Billy immediately turned and said, “Of course.”
While we rested, standing in place on the trail, I asked, “Are there very many
bears shot around here?”
“A few every year. It’s usually a bear trying to get at someone’s fish rack, like that grizzly that came around my place. But some people set up a bait station and sit and wait for one for hours. I tell you, it can get pretty cold up in a tree stand in the middle of the night.”
“Is that legal?”
“As long as it’s least a mile from town.”
“A mile?” To me, that sounded right next door. “What do they use for bait?”

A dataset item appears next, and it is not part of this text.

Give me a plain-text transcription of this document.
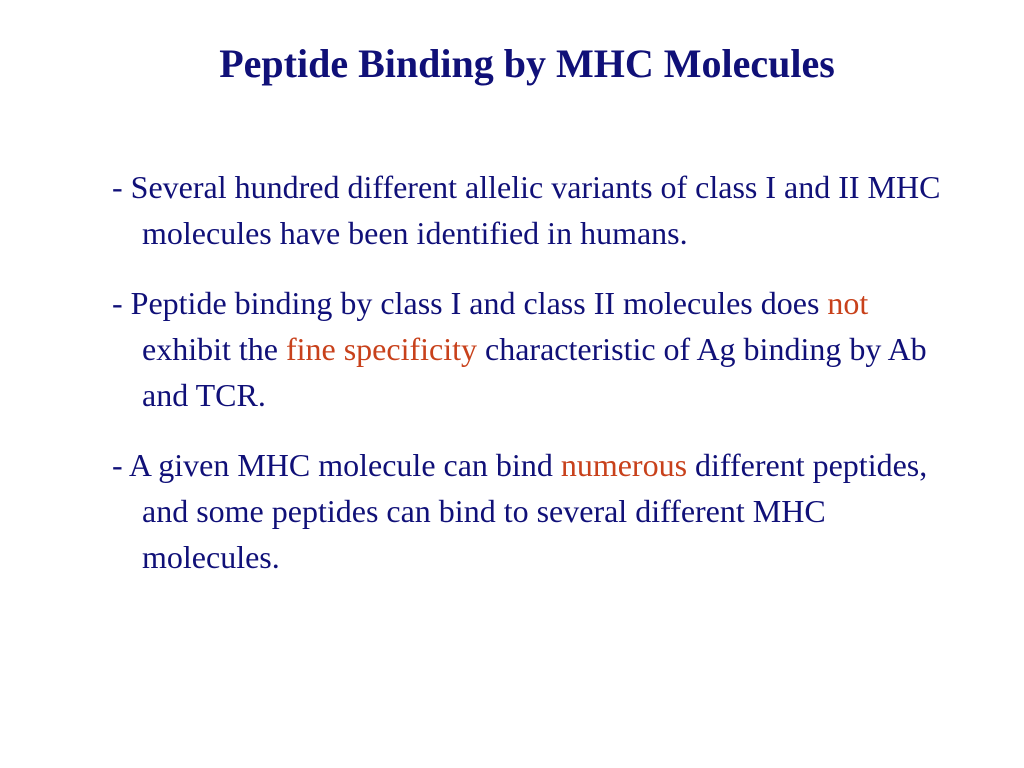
Peptide Binding by MHC Molecules
- Several hundred different allelic variants of class I and II MHC molecules have been identified in humans.
- Peptide binding by class I and class II molecules does not exhibit the fine specificity characteristic of Ag binding by Ab and TCR.
- A given MHC molecule can bind numerous different peptides, and some peptides can bind to several different MHC molecules.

“Lots of stuff. Dog food soaked in old cooking oil from the restaurant. If you burn honey in a tin can, when it smokes it smells like roasting marshmallows. That really brings them in.” Billy hitched his backpack higher on his shoulders.
Shooting a bear lured in with greasy dog food didn’t sound exactly sporting, but I reminded myself that here bears were killed for food, not trophies. It was hard to comprehend I was in the midst of hundreds of miles of wilderness, where black bears and grizzlies outnumbered people.